People Don’t Bother to Help
So maybe you keel over from the strain of moving boxes during your weekly soup kitchen volunteer work. Or maybe it’s from a particularly vigorous lapdance. We’re not here to judge your Tuesday evening schedule. The point is; when you’re down and not looking too good, it’d be best to be in a crowded place. If one of those filthy hobos or strippers are going to jump in, having more people around increases the odds that somebody with recent CPR will help, right?

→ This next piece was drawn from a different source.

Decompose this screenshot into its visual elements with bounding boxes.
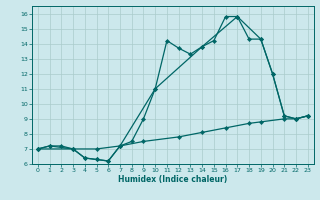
X-axis label: Humidex (Indice chaleur): Humidex (Indice chaleur) [118, 175, 228, 184]
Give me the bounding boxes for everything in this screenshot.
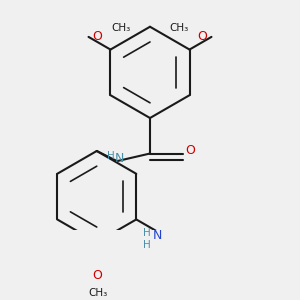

Truth is, unless you’re lucky enough to have blown your ticker during a cardiology convention, you might still be in a heap of trouble. The reason is psychology. The well documented “bystander effect” shows that when people witness emergency situations in groups, they’re much less likely to respond. There’s plenty of anedotal evidence of people not helping, like Eleanor Bradley, who fell and broke her leg in the middle of New York City, only to have people step around her for forty minutes before someone stopped to help (probably some hick, er, good Samaritan from Iowa). Now, that’s not to say that only New Yorkers are bad people (though they are), it seems we’re just hardwired to be less responsive when we’re in groups. Among the most ridiculous examples of the phenomenon can be seen in the “Smoke Filled Room” test:
Unfortunately, a situation requiring CPR isn’t like a broken leg. Every minute counts, and you need people to jump in as soon as possible if you’re going to make it. Sadly, bystanders are likely to ignore you or watch for a number of reasons. We tend to look to each other to assess a situation, and this can end up with everyone looking, but nobody doing anything. Sometimes we all just assume someone else will help. Some fear embarrassment, either because they overreacted to the situation or someone more capable will take over. Or some might doubt their ability to help, maybe because they weren’t paying close attention for those four measly hours.
It’s been suggested that the bigger the group, the less likely any one person will step up and respond. So if you have a coronary after too much beer and pretzels at the state fair, by the time someone cares they might just have to skip calling the doctor and go straight to the coroner.